A MiddleWeb Blog
The Need
One of the main things that multilingual learners (MLs) tell me about their learning is that they just don’t understand the content. They often list reasons such as unfamiliar words and lots of information coming at them way too fast.
As I worked in teachers’ classrooms, I observed classes where students comprehended the content despite experiencing unfamiliar content and regardless of the amount of details students had to learn.
I asked myself what were these highly effective teachers doing to make content comprehensible to a diverse room.
After seeing a diverse array of teaching styles in various content areas, I observed a common practice for making any content more accessible. This was the intention:
(1) deliver content in manageable chunks, and
(2) provide students with immediate opportunities to process the content and for teachers to gather formative data.
While some teachers will use the term chunking, I have found that it doesn’t capture specifically what MLs need. That’s because there’s no explicit mention of creating opportunities for students to process the content. When observing lessons when MLs are lost, the teacher thinks they’ve already “chunked” the content by segmenting the content by topics. They might say, “Ok, now that I’ve explained the art element of space to you, let’s move to the next element of texture.”
This version of chunking is content delivery without providing opportunities to process the content. In essence, we might have “taught” the content, but I highly doubt students have “learned” anything without processing opportunities.
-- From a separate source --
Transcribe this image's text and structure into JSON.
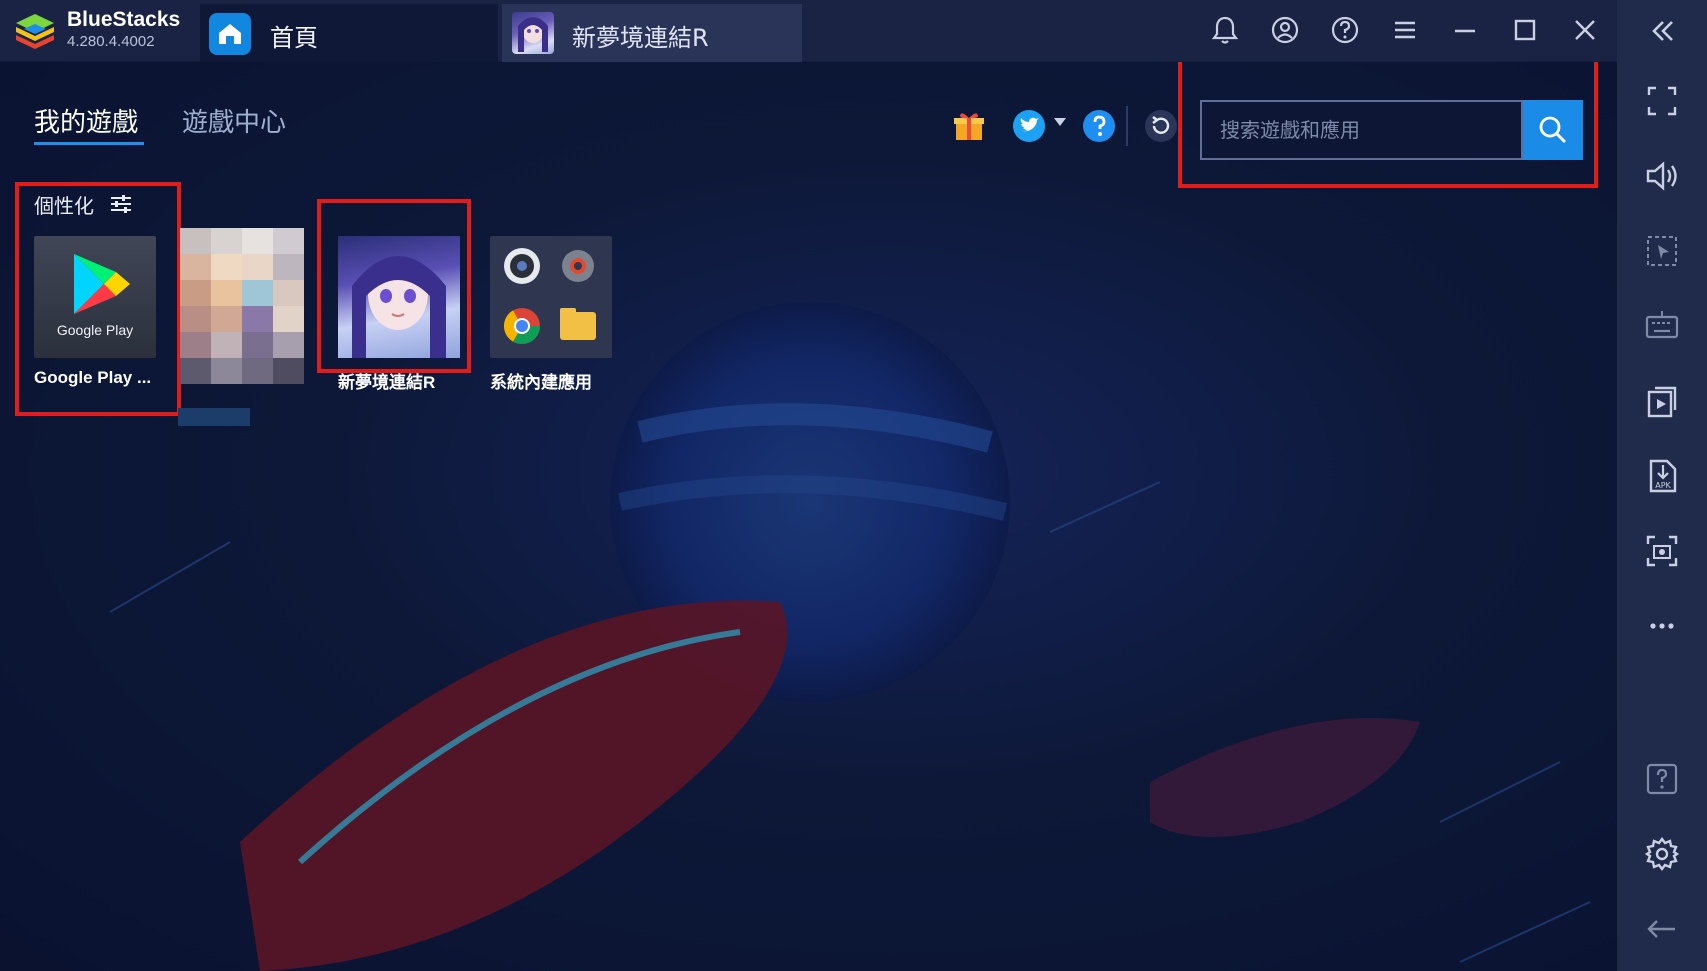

Some teachers argue that processing opportunities have been given in the form of note-taking during the lesson. The reality is that “taking notes” is often just copying from a presentation. I define processing opportunities as a prompt that requires students to use or recall the information. These opportunities happen directly in class as content is being shared, not at the end of the lesson and not assigned for homework
The Input-Output Loop
In my forthcoming book with Beth Skelton called Structured Success for Experienced Multilinguals, we are proposing a protocol called the Input-Output Loop as “chunking 2.0” – designed specifically for MLs. The protocol builds on the two core tenants of chunking (see above), but we are explicitly calling out these two principles in the name of the protocol to remind teachers to integrate opportunities to process the content.
Additionally, the Input-Output Loop is designed specifically for MLs because teachers can use it to teach the dimensions of language, which consists of word, sentence, and organization. Teachers can use the loop to design content to be comprehensible at the word, sentence, or organization level. When MLs are asked to process the content, they will do so at the word, sentence, or organization level.
Establishing input
As teachers design their lessons, I encourage them to segment their lessons by key details, ideas, steps, or concepts. For example, the art teacher might identify the six elements of art (e.g., shape, color, space, texture, lines, and form). Each of these is to be taught as discrete knowledge in the lesson at the word level. Teaching each one separately provides opportunities for each one to be learned authentically.
Teaching one by one means the educator values students learning the content and not the content simply being covered. Additionally, teaching content in manageable units means that MLs will more likely be able to apply the content independently because they have grasped each concept.
Opportunity for output
Before moving on to the next detail, idea, concept, or step, the loop reminds us to have MLs process each chunk of the content. Process always means MLs have to communicate their understanding by pointing, drawing, manipulating objects, saying something, or writing something. Students might write a word, speak in a sentence, or make an outline of their ideas to show organization. In this way, MLs are developing their dimensions of language about content knowledge.
An additional purpose of having MLs process the content is for teachers to gather formative data. The data lets teachers know if they should move on to the next content or provide clarifying instruction. This is particularly beneficial for MLs, as their teachers will have determined if the concept was understood. Without this formative data, teachers might move on prematurely. Since knowledge builds on each element, MLs cannot comprehend the next concept because the previous requisite concept was lost to them.
For example, the art teacher taught the art element of shape in sculpture. She identified one shape in one particular part of the sculpture. To have students process the aspect of shape, she asked students to look at the same sculpture but at a different part and identify the shape the author used. Students identified the shape, which was output at the word level. Then, she returned to the shape she had identified earlier and explained the effect the shape had on the sculpture.
After that, she had students return to the shape they previously identified and explain in a complete sentence what effect the shape had on the sculpture. This is processing at the sentence level, and by creating sentences, students were learning to use art-based language to grasp an art concept. Based on students’ responses, she could determine if it was appropriate for her to move on to the next art element and to provide clarifying instruction.
This exchange was quick, allowed for the content to be taught, and had MLs process the content. From the viewer’s perspective, it looked like hands-on, student-centered instruction. In reality, it was instruction that was carefully segmented for accessibility and offered opportunities for students to process the content.
Conclusion
I wholeheartedly believe that MLs are capable of learning any content. It’s not the complexity of the content that is the hindrance to their achievement. It’s the quality of instruction that determines their achievement. With the Input-Output Loop, the quality of our instruction improves. MLs benefit from this as content becomes accessible. Knowledge is segmented in manageable units and internalized by students as they engage in processing activities.